The Metropolitan Sewers Act 1851 (14 & 15 Vict. c. 75) is an act of the Parliament of the United Kingdom. The act extended and amended the Metropolitan Commission of Sewers Act 1848 and the Metropolitan Sewers Act 1849, which would have otherwise expired at the end of that session of Parliament, until the end of the session of Parliament underway on 7 August 1852. The Act was superseded by the further Metropolitan Sewers Acts in 1852, 1853, 1854 and 1855.

==Passage through Parliament==
The bill was introduced to the House of Commons by the Chancellor of the Exchequer Charles Wood and Edward Pleydell-Bouverie on 28 July. It was put to a committee of the whole House on 29 July, taking up most of the day's proceedings. Its third reading was on 31 July, where it was passed.

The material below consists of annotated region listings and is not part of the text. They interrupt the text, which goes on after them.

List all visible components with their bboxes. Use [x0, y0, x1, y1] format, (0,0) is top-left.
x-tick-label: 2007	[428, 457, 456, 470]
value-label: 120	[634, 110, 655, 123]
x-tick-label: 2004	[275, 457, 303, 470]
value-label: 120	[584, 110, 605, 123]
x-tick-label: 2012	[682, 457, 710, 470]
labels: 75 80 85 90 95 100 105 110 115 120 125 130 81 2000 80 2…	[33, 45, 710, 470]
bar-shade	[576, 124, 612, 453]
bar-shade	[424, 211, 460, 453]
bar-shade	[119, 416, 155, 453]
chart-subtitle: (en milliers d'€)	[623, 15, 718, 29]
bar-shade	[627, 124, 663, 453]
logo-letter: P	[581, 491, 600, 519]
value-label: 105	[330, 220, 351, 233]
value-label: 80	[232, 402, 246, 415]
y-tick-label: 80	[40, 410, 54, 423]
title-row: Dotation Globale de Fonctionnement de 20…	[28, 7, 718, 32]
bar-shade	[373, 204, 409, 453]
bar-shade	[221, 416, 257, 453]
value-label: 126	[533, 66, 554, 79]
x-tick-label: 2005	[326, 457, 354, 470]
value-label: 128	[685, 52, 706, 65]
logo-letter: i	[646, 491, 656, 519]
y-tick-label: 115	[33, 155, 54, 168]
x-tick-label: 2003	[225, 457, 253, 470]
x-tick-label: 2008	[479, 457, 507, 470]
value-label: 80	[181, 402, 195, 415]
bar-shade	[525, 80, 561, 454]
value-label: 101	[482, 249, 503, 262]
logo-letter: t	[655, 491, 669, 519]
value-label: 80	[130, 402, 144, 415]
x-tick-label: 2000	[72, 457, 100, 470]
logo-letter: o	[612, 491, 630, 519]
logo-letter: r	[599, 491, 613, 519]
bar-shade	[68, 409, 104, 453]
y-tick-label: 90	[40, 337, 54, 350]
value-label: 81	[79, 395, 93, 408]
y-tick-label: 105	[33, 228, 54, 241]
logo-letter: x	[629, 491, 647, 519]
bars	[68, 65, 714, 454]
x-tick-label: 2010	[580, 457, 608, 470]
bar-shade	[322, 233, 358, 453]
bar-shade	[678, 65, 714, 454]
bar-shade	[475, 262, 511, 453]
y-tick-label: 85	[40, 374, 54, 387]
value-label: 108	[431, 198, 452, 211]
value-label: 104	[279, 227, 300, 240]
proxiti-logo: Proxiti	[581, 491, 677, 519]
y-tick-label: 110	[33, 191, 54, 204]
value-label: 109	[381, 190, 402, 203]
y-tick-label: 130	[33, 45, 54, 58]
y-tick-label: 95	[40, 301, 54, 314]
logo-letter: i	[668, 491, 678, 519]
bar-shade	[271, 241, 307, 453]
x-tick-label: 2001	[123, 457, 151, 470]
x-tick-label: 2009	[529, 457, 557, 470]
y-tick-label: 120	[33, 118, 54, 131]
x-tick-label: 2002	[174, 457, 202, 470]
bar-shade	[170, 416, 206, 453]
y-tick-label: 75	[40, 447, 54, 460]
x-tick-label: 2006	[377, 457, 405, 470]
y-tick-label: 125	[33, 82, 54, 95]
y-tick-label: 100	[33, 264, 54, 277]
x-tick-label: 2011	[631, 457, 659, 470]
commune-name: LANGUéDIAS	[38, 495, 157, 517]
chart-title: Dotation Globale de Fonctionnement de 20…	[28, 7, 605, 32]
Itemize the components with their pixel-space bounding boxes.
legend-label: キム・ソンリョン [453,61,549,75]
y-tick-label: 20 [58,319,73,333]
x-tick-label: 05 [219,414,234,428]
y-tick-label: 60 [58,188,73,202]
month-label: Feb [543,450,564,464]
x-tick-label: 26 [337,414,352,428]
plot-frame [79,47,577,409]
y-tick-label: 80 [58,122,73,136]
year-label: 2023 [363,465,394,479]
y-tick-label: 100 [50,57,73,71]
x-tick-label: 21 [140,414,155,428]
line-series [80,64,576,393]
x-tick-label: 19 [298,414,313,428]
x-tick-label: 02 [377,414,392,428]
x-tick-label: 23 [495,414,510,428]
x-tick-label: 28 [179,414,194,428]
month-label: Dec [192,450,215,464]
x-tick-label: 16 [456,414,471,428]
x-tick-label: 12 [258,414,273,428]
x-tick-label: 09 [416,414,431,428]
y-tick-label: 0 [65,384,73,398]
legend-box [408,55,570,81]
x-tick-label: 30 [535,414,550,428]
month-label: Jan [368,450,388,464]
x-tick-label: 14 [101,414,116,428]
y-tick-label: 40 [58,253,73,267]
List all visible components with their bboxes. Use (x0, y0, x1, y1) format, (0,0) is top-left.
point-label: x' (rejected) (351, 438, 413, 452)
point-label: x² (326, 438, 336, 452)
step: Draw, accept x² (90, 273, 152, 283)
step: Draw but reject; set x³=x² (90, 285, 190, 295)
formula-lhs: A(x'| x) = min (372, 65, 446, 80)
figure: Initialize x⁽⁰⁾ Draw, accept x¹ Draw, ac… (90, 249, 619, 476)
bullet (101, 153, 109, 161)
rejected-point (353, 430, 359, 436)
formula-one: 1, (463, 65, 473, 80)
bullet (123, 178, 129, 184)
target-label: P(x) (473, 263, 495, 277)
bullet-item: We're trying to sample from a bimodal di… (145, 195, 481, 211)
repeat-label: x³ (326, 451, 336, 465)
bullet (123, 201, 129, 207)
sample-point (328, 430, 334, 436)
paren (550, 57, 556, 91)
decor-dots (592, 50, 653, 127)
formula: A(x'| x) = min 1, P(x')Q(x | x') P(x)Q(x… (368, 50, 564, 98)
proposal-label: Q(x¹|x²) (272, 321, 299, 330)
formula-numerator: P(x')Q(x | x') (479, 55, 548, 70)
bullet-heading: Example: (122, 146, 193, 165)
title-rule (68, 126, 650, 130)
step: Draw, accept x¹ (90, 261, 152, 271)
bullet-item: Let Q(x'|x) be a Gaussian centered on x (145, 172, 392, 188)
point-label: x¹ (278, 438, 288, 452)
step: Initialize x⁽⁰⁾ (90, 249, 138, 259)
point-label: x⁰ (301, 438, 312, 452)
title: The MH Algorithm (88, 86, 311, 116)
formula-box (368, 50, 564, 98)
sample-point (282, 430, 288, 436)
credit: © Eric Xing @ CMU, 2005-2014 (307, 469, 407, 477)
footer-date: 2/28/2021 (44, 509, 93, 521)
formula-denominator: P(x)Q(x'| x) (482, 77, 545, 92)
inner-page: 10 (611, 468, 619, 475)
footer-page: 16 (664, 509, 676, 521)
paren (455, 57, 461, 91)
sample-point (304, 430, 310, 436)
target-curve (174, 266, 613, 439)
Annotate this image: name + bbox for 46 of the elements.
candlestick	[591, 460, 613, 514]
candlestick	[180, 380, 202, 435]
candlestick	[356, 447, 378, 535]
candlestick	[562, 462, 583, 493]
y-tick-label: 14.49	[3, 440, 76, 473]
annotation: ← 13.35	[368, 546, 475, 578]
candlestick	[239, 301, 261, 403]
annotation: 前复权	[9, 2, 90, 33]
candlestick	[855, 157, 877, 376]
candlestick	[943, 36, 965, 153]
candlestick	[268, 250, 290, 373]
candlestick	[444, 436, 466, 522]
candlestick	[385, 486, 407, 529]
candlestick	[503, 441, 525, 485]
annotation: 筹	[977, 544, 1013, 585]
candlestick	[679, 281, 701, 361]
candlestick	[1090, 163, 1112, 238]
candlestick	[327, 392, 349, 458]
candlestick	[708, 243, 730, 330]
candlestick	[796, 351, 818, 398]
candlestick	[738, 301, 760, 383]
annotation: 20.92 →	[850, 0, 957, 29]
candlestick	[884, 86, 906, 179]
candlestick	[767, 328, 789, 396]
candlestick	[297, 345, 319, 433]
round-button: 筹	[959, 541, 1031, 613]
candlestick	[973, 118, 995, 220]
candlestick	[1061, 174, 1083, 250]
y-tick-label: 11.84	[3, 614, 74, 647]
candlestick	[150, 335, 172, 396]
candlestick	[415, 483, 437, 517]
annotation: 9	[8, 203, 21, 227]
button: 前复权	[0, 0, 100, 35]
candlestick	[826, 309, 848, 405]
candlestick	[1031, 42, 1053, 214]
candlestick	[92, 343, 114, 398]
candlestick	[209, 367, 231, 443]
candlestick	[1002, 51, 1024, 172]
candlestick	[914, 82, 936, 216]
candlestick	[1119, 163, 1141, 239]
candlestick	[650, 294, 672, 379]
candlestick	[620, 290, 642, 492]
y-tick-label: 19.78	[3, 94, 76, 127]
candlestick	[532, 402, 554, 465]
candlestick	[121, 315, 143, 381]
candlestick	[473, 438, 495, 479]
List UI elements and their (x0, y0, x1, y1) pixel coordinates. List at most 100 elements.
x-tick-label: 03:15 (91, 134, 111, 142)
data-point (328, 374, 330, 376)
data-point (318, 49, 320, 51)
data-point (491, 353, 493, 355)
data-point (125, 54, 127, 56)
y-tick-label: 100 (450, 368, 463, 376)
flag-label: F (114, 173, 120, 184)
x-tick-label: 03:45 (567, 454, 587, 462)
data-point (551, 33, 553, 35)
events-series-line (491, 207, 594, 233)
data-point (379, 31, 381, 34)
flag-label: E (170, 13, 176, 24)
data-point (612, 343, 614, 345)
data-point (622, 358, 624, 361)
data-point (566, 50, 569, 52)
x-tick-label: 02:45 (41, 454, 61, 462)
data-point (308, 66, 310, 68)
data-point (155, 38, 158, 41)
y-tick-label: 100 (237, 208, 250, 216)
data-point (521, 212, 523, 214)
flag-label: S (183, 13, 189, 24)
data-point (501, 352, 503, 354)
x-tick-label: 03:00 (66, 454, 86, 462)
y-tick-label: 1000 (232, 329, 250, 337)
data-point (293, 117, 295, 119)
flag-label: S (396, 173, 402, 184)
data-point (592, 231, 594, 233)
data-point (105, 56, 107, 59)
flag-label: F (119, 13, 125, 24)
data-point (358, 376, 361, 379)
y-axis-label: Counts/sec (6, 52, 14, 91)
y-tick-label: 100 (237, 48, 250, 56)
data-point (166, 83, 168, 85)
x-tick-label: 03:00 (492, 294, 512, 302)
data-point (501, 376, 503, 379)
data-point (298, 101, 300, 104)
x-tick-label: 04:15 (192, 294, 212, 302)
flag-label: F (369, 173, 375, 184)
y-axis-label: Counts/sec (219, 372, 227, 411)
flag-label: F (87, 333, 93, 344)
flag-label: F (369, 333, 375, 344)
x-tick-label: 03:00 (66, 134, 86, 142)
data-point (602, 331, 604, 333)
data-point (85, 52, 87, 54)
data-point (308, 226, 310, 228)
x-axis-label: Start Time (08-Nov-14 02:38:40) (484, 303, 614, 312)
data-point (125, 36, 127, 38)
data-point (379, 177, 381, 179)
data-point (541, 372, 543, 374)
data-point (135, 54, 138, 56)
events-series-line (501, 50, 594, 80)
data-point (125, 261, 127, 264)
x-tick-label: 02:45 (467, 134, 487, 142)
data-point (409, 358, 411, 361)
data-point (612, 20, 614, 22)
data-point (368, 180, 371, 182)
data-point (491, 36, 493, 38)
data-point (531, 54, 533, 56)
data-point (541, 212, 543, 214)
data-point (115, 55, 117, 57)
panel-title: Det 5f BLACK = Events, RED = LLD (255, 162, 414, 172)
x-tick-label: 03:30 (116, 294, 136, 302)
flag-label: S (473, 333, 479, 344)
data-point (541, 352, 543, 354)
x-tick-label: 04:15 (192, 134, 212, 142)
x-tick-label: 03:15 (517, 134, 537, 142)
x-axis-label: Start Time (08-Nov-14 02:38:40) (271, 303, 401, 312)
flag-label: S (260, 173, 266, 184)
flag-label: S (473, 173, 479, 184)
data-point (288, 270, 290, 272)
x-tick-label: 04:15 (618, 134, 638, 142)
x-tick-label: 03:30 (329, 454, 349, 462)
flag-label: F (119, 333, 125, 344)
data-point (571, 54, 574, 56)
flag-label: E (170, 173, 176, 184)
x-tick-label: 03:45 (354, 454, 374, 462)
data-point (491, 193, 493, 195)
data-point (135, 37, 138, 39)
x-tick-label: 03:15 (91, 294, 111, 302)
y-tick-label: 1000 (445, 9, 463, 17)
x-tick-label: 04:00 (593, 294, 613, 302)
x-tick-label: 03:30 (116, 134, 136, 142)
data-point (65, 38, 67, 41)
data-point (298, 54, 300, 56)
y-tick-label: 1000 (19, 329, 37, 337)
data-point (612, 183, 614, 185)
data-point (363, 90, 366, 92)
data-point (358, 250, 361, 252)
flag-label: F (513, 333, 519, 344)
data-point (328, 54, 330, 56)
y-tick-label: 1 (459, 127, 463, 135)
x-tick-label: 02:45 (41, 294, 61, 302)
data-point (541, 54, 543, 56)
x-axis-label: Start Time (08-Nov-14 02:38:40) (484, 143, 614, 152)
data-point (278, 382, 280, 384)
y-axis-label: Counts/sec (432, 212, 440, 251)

The bill did not pass entirely smoothly. The Caledonian Mercury reported that the second reading devolved into "[a] conversation of a somewhat angry character". Benjamin Hall and Thomas Wakley were outspoken opponents of the bill and the Metropolitan Commission of Sewers. Wakley moved that the bill stay in committee stage for three months and "objected to the public being taxed by any irresponsible body." Hall said that "[o]f all the inefficient commissions that ever existed in the metropolis, the Commission of Sewers was the worst."

==Provisions==
The provisions of the Act were:
- That the Queen may appoint commissioners from the Metropolitan Commission of Sewers to be the Commission's chair and deputy chair.
- That the salary of the Chair would be set at £1,000 per year.
- That the Chair would also be chair at Courts of Sewers and that they would hold a casting vote at such meetings.
- That the quorum for Commission meetings would be two.
- That for meetings of the Commission to raise rates, borrow money, make a mortgage or grant an annuity six Commissioners must be present.
- That six Commissioners need not be present if a court order allows otherwise.